Wow, that was close! I decided to delete an old fat32 partition that I used to share data between linux (first Fedora, now Ubuntu) and Windows on my dual boot PC. Since Ubuntu supports NTFS partitions, I hardly ever used it. I used Partition Manager Professional in Windows to delete the partition. No worries. However, I also decided to resize my /boot partition under Ubuntu. When I recently upgraded to Ubuntu 8.04, the process was stalled several times because I didn't have enough space on the /boot partition (initially 100Mb). This was very annoying because I had to move some files from /boot and restart the entire Ubuntu upgrade (several minutes wasted each time). So I used Partition Manager to also increase the /boot partition to 200MB. No worries. Or so it seemed until I reboot my PC. After the BIOS startup, Grub reported an Error 15 and halted. No Grub menu. No option to boot into Windows or Ubuntu! Luckily I've got a System Rescue CD which gives a basic Linux OS when booting from the CD. After reading a few forums online (via my text-based web server) I found my problem and solution.
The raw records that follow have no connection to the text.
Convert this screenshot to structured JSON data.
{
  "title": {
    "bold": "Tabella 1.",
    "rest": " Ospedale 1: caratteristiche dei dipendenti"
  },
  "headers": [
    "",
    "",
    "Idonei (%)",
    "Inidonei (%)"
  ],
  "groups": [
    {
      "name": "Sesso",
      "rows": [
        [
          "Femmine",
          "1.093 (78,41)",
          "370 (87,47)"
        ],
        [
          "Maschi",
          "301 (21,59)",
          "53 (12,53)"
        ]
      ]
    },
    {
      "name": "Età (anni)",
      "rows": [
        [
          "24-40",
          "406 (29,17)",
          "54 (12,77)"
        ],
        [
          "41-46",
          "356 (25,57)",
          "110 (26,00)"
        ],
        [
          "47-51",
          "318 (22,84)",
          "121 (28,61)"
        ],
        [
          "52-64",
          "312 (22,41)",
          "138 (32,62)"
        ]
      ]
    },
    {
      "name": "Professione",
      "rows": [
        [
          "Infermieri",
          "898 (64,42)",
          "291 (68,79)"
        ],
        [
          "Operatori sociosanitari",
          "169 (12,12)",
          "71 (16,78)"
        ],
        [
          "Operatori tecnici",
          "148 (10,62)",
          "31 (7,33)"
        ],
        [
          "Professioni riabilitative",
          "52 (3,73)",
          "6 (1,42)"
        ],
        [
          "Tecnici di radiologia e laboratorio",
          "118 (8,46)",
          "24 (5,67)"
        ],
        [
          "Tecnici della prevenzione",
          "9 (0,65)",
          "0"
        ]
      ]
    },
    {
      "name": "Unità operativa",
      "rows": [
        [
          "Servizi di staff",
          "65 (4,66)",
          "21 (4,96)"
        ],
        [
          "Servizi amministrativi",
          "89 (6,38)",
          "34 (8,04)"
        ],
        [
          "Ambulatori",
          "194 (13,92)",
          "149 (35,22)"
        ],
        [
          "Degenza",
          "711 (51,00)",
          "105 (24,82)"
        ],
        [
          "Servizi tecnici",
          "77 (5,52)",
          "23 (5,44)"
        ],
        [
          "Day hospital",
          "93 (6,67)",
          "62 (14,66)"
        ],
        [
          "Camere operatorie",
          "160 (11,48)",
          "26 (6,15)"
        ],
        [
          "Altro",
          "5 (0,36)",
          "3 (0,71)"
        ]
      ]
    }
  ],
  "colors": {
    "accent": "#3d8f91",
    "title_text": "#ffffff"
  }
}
The problem was GRUB in the /boot partition was on installed (hd0,5), but after making changes to my partitions it was now on (hd0,6). To fix this I had to modify my /boot/grub/menu.lst file and re-install Grub as follows: Once the SystemRescue OS had booted, mount the drive containing the /boot partition, e.g.:
mkdir /mnt/tmp1
mount -t ext3 /dev/sda6 /mnt/tmp1
Edit the Grub menu file and change references of (hd0,5) to (hd0,6). Then start Grub and execute:
grub
root (hd0,6)
setup (hd0)
This loads the Grub files into the Master Boot Record (MBR) to point to the /boot partition. A reboot and things were back to normal (oh, except for a few filesystem errors which were soon fixed).